C’est la première fois, en Europe, qu’une enquête empirique atteste d’une différence, en fonction de la race et du genre, dans la prise en charge des patients dans les services d’urgences.

1 500 soignants, de 159 villes entre la France, la Belgique, la Suisse et Monaco y ont participé. L’objectif était de trier les patients selon la gravité de leurs symptômes sur une échelle de 1 à 5. Tous présentaient une douleur thoracique, représentée par une main sur la poitrine. Il était demandé, aux professionnels de santé, de faire un diagnostic visuel, à partir d’images générées par l’Intelligence Artificielle.

Il leur fallait ainsi jauger de la gravité du cas présenté. On retrouvait huit profils de patients, quatre hommes et quatre femmes, de quatre ethnies différentes : Asiatiques, Maghrébins, Blancs et Noirs.

Les résultats de ce test de grande ampleur laissent apparaitre un constat sans équivoque. Les femmes seraient moins prises au sérieux que les hommes et les Blancs plus au sérieux que les Noirs.

Dans 58 % des cas, l’urgence vitale a été associée à une image d’apparence ethnique blanche, contre 47 %, quand l’apparence était noire

« Dans 62 % des cas, le cas clinique a été considéré comme une urgence vitale quand l’image associée était celle d’un homme, contre 49 % quand c’était une femme », soulève les chercheurs.

« Dans 58 % des cas, l’urgence vitale a été associée à une image d’apparence ethnique blanche, contre 47 %, quand l’apparence était noire. Il s’agit d’un diagnostic d’urgence vitale dans 63 % des cas lorsque l’image associée était une image d’homme blanc contre 42 % pour une femme noire », pointent-ils, par ailleurs.

Interroger la force des préjugés socio-culturels dans le diagnostic

Xavier Bobba, professeur en médecine urgentiste au CHU de Montpellier, est à la tête de cette étude. Son ambition est claire : interroger la force des préjugés socio-culturels durant le diagnostic du médecin. Les médecins sont ainsi considérés comme membres d’une société. Lorsqu’ils font le tri, ils procèdent à une sélection intuitive. Sauf que ces intuitions ne sont jamais neutres.

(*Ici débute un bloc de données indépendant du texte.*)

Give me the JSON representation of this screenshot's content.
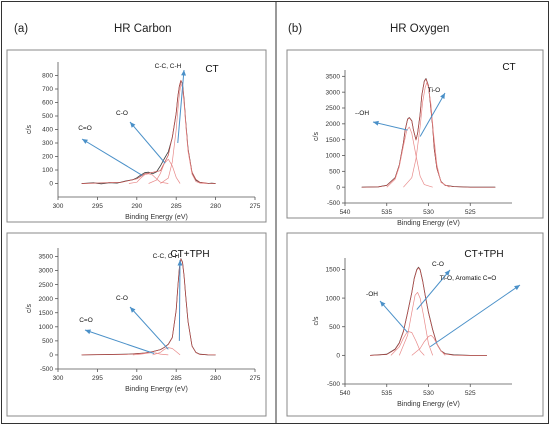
{
  "figure": {
    "panels": [
      {
        "letter": "(a)",
        "heading": "HR Carbon"
      },
      {
        "letter": "(b)",
        "heading": "HR Oxygen"
      }
    ]
  },
  "chart_data": [
    {
      "type": "line",
      "panel": "(a)",
      "sample_label": "CT",
      "xlabel": "Binding Energy (eV)",
      "ylabel": "c/s",
      "x_reversed": true,
      "xlim": [
        300,
        275
      ],
      "xticks": [
        300,
        295,
        290,
        285,
        280,
        275
      ],
      "ylim": [
        -100,
        900
      ],
      "yticks": [
        0,
        100,
        200,
        300,
        400,
        500,
        600,
        700,
        800
      ],
      "grid": false,
      "series": [
        {
          "role": "measured",
          "x": [
            297.0,
            295.5,
            294.5,
            293.5,
            292.5,
            291.5,
            290.5,
            290.0,
            289.5,
            289.0,
            288.5,
            288.0,
            287.5,
            287.0,
            286.5,
            286.0,
            285.5,
            285.0,
            284.8,
            284.6,
            284.4,
            284.2,
            284.0,
            283.8,
            283.5,
            283.0,
            282.5,
            282.0,
            281.5,
            281.0,
            280.5,
            280.0
          ],
          "y": [
            0,
            5,
            -3,
            6,
            3,
            18,
            28,
            42,
            62,
            80,
            84,
            72,
            86,
            130,
            185,
            235,
            340,
            520,
            640,
            720,
            760,
            740,
            620,
            460,
            260,
            80,
            25,
            8,
            3,
            0,
            2,
            0
          ]
        },
        {
          "role": "fit",
          "x": [
            297.0,
            292.0,
            290.0,
            289.0,
            288.0,
            287.0,
            286.0,
            285.5,
            285.0,
            284.8,
            284.6,
            284.4,
            284.2,
            284.0,
            283.8,
            283.5,
            283.0,
            282.5,
            282.0,
            281.0,
            280.0
          ],
          "y": [
            0,
            8,
            35,
            72,
            82,
            95,
            210,
            345,
            525,
            645,
            725,
            765,
            735,
            615,
            455,
            255,
            85,
            30,
            10,
            2,
            0
          ]
        },
        {
          "role": "component",
          "name": "C=O",
          "x": [
            291.0,
            290.0,
            289.5,
            289.0,
            288.5,
            288.0,
            287.5,
            287.0,
            286.0
          ],
          "y": [
            0,
            10,
            40,
            65,
            72,
            62,
            35,
            10,
            0
          ]
        },
        {
          "role": "component",
          "name": "C-O",
          "x": [
            288.5,
            287.5,
            287.0,
            286.5,
            286.0,
            285.5,
            285.0,
            284.5
          ],
          "y": [
            0,
            25,
            75,
            150,
            180,
            130,
            45,
            0
          ]
        },
        {
          "role": "component",
          "name": "C-C, C-H",
          "x": [
            287.0,
            286.0,
            285.5,
            285.0,
            284.8,
            284.6,
            284.4,
            284.2,
            284.0,
            283.8,
            283.5,
            283.0,
            282.5,
            282.0,
            281.0
          ],
          "y": [
            0,
            40,
            160,
            400,
            540,
            660,
            740,
            710,
            590,
            440,
            240,
            70,
            15,
            3,
            0
          ]
        }
      ],
      "annotations": [
        {
          "text": "C=O",
          "points_to": [
            289.3,
            60
          ]
        },
        {
          "text": "C-O",
          "points_to": [
            286.4,
            150
          ]
        },
        {
          "text": "C-C, C-H",
          "points_to": [
            284.8,
            300
          ]
        }
      ]
    },
    {
      "type": "line",
      "panel": "(a)",
      "sample_label": "CT+TPH",
      "xlabel": "Binding Energy (eV)",
      "ylabel": "c/s",
      "x_reversed": true,
      "xlim": [
        300,
        275
      ],
      "xticks": [
        300,
        295,
        290,
        285,
        280,
        275
      ],
      "ylim": [
        -500,
        3800
      ],
      "yticks": [
        -500,
        0,
        500,
        1000,
        1500,
        2000,
        2500,
        3000,
        3500
      ],
      "grid": false,
      "series": [
        {
          "role": "measured",
          "x": [
            297.0,
            294.0,
            291.0,
            289.0,
            288.0,
            287.0,
            286.5,
            286.0,
            285.5,
            285.0,
            284.8,
            284.6,
            284.4,
            284.2,
            284.0,
            283.8,
            283.5,
            283.0,
            282.5,
            282.0,
            281.0,
            280.0
          ],
          "y": [
            0,
            15,
            30,
            70,
            120,
            190,
            270,
            380,
            620,
            1600,
            2400,
            3100,
            3420,
            3300,
            2800,
            2100,
            1200,
            320,
            90,
            25,
            5,
            0
          ]
        },
        {
          "role": "fit",
          "x": [
            297.0,
            294.0,
            291.0,
            289.0,
            288.0,
            287.0,
            286.5,
            286.0,
            285.5,
            285.0,
            284.8,
            284.6,
            284.4,
            284.2,
            284.0,
            283.8,
            283.5,
            283.0,
            282.5,
            282.0,
            281.0,
            280.0
          ],
          "y": [
            0,
            10,
            25,
            65,
            115,
            185,
            265,
            375,
            615,
            1590,
            2390,
            3090,
            3410,
            3290,
            2790,
            2090,
            1190,
            315,
            85,
            20,
            4,
            0
          ]
        },
        {
          "role": "component",
          "name": "C=O",
          "x": [
            290.5,
            289.5,
            288.5,
            288.0,
            287.5,
            287.0,
            286.0
          ],
          "y": [
            0,
            30,
            70,
            80,
            65,
            30,
            0
          ]
        },
        {
          "role": "component",
          "name": "C-O",
          "x": [
            288.0,
            287.0,
            286.5,
            286.0,
            285.5,
            285.0,
            284.5
          ],
          "y": [
            0,
            90,
            200,
            260,
            230,
            120,
            0
          ]
        }
      ],
      "annotations": [
        {
          "text": "C=O",
          "points_to": [
            287.8,
            50
          ]
        },
        {
          "text": "C-O",
          "points_to": [
            286.0,
            200
          ]
        },
        {
          "text": "C-C, C-H",
          "points_to": [
            284.6,
            500
          ]
        }
      ]
    },
    {
      "type": "line",
      "panel": "(b)",
      "sample_label": "CT",
      "xlabel": "Binding Energy (eV)",
      "ylabel": "c/s",
      "x_reversed": true,
      "xlim": [
        540,
        520
      ],
      "xticks": [
        540,
        535,
        530,
        525
      ],
      "ylim": [
        -500,
        3700
      ],
      "yticks": [
        -500,
        0,
        500,
        1000,
        1500,
        2000,
        2500,
        3000,
        3500
      ],
      "grid": false,
      "series": [
        {
          "role": "measured",
          "x": [
            538.0,
            536.0,
            535.0,
            534.0,
            533.5,
            533.0,
            532.8,
            532.5,
            532.3,
            532.0,
            531.8,
            531.5,
            531.3,
            531.0,
            530.8,
            530.5,
            530.3,
            530.0,
            529.8,
            529.5,
            529.3,
            529.0,
            528.5,
            528.0,
            527.0,
            525.0,
            522.0
          ],
          "y": [
            0,
            10,
            60,
            300,
            700,
            1400,
            1800,
            2150,
            2200,
            2100,
            1800,
            1500,
            1700,
            2300,
            2900,
            3350,
            3430,
            3200,
            2700,
            1900,
            1200,
            600,
            180,
            60,
            20,
            0,
            0
          ]
        },
        {
          "role": "fit",
          "x": [
            538.0,
            536.0,
            535.0,
            534.0,
            533.5,
            533.0,
            532.8,
            532.5,
            532.3,
            532.0,
            531.8,
            531.5,
            531.3,
            531.0,
            530.8,
            530.5,
            530.3,
            530.0,
            529.8,
            529.5,
            529.3,
            529.0,
            528.5,
            528.0,
            527.0,
            525.0,
            522.0
          ],
          "y": [
            0,
            8,
            55,
            290,
            690,
            1390,
            1790,
            2140,
            2190,
            2090,
            1790,
            1490,
            1690,
            2290,
            2890,
            3340,
            3420,
            3190,
            2690,
            1890,
            1190,
            590,
            175,
            55,
            15,
            0,
            0
          ]
        },
        {
          "role": "component",
          "name": "-OH",
          "x": [
            535.0,
            534.0,
            533.5,
            533.0,
            532.6,
            532.3,
            532.0,
            531.5,
            531.0,
            530.5,
            529.5
          ],
          "y": [
            0,
            250,
            650,
            1300,
            1800,
            1900,
            1700,
            1000,
            350,
            80,
            0
          ]
        },
        {
          "role": "component",
          "name": "Ti-O",
          "x": [
            533.0,
            532.0,
            531.5,
            531.0,
            530.7,
            530.4,
            530.2,
            530.0,
            529.7,
            529.4,
            529.0,
            528.5,
            527.5
          ],
          "y": [
            0,
            300,
            900,
            1900,
            2700,
            3150,
            3300,
            3150,
            2600,
            1700,
            700,
            150,
            0
          ]
        }
      ],
      "annotations": [
        {
          "text": "--OH",
          "points_to": [
            532.5,
            1800
          ]
        },
        {
          "text": "Ti-O",
          "points_to": [
            531.0,
            1600
          ]
        }
      ]
    },
    {
      "type": "line",
      "panel": "(b)",
      "sample_label": "CT+TPH",
      "xlabel": "Binding Energy (eV)",
      "ylabel": "c/s",
      "x_reversed": true,
      "xlim": [
        540,
        520
      ],
      "xticks": [
        540,
        535,
        530,
        525
      ],
      "ylim": [
        -500,
        1700
      ],
      "yticks": [
        -500,
        0,
        500,
        1000,
        1500
      ],
      "grid": false,
      "series": [
        {
          "role": "measured",
          "x": [
            537.0,
            535.0,
            534.0,
            533.5,
            533.0,
            532.5,
            532.0,
            531.7,
            531.4,
            531.2,
            531.0,
            530.7,
            530.4,
            530.0,
            529.5,
            529.0,
            528.5,
            528.0,
            527.0,
            525.0,
            523.0
          ],
          "y": [
            0,
            20,
            110,
            220,
            420,
            750,
            1100,
            1350,
            1500,
            1540,
            1500,
            1300,
            1050,
            750,
            450,
            200,
            80,
            30,
            10,
            0,
            0
          ]
        },
        {
          "role": "fit",
          "x": [
            537.0,
            535.0,
            534.0,
            533.5,
            533.0,
            532.5,
            532.0,
            531.7,
            531.4,
            531.2,
            531.0,
            530.7,
            530.4,
            530.0,
            529.5,
            529.0,
            528.5,
            528.0,
            527.0,
            525.0,
            523.0
          ],
          "y": [
            0,
            15,
            100,
            210,
            410,
            740,
            1090,
            1340,
            1490,
            1530,
            1490,
            1290,
            1040,
            740,
            440,
            195,
            75,
            25,
            5,
            0,
            0
          ]
        },
        {
          "role": "component",
          "name": "-OH",
          "x": [
            534.5,
            533.5,
            533.0,
            532.5,
            532.0,
            531.5,
            531.0,
            530.5
          ],
          "y": [
            0,
            150,
            300,
            420,
            400,
            250,
            80,
            0
          ]
        },
        {
          "role": "component",
          "name": "C-O",
          "x": [
            533.5,
            532.5,
            532.0,
            531.6,
            531.3,
            531.0,
            530.6,
            530.0,
            529.5
          ],
          "y": [
            0,
            350,
            750,
            1050,
            1100,
            1000,
            700,
            200,
            0
          ]
        },
        {
          "role": "component",
          "name": "Ti-O, Aromatic C=O",
          "x": [
            532.0,
            531.0,
            530.5,
            530.0,
            529.7,
            529.4,
            529.0,
            528.5,
            528.0
          ],
          "y": [
            0,
            120,
            240,
            330,
            350,
            310,
            200,
            80,
            0
          ]
        }
      ],
      "annotations": [
        {
          "text": "-OH",
          "points_to": [
            532.5,
            400
          ]
        },
        {
          "text": "C-O",
          "points_to": [
            531.4,
            800
          ]
        },
        {
          "text": "Ti-O, Aromatic C=O",
          "points_to": [
            529.8,
            150
          ]
        }
      ]
    }
  ]
}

Le professeur a parlé, ce vendredi 12 janvier chez Franceinfo, d’un « fond de racisme et de sexisme inconscient lié à notre histoire et à notre culture » chez les soignants. Le serment d’Hippocrate ne fait donc pas foi d’une objectivité pure dans le triage des patients.

Ces différences de traitement peuvent engendrer des conséquences dramatiques. Sous-estimer les symptômes peut conduire à des erreurs de diagnostics. Dans l’actualité, plusieurs affaires ont déclenché la polémique et interroger la profession sur ses biais racistes. Le sort tragique de Naomi Musenga en fait partie.

Cette jeune femme noire souffrait d’intenses douleurs au ventre et n’a pas été prise au sérieux par l’opératrice du SAMU de Strasbourg. Elle est décédée quelques heures après l’appel. Les femmes noires représentent les patientes les plus à risque selon cette étude, elles se trouvent à l’intersection de discriminations raciste et sexiste.

Lire aussi. Mort de Naomi Musenga : « Nier la dimension raciste, c’est passer à côté du fond du problème »

Cette étude appelle à réfléchir en profondeur aux biais sexistes et racistes en médecine, et à des solutions pour garantir un traitement identique pour tous. Les scientifiques appellent à informer et à former les professionnels.

Notre réflexion médicale est sexiste et raciste

« Notre réflexion médicale est sexiste et raciste. C’est comme cela partout. Elle s’appuie sur l’expérience, le vécu, le ressenti et aussi les convictions », affirme Xavier Bobba. Les biais dans le domaine médical reflètent ceux présents dans notre société. Pour que chacun puisse avoir accès à une qualité de soins égale, il ne faudrait donc pas se limiter au secteur de la santé, mais lutter contre les préjugés de manière plus globale.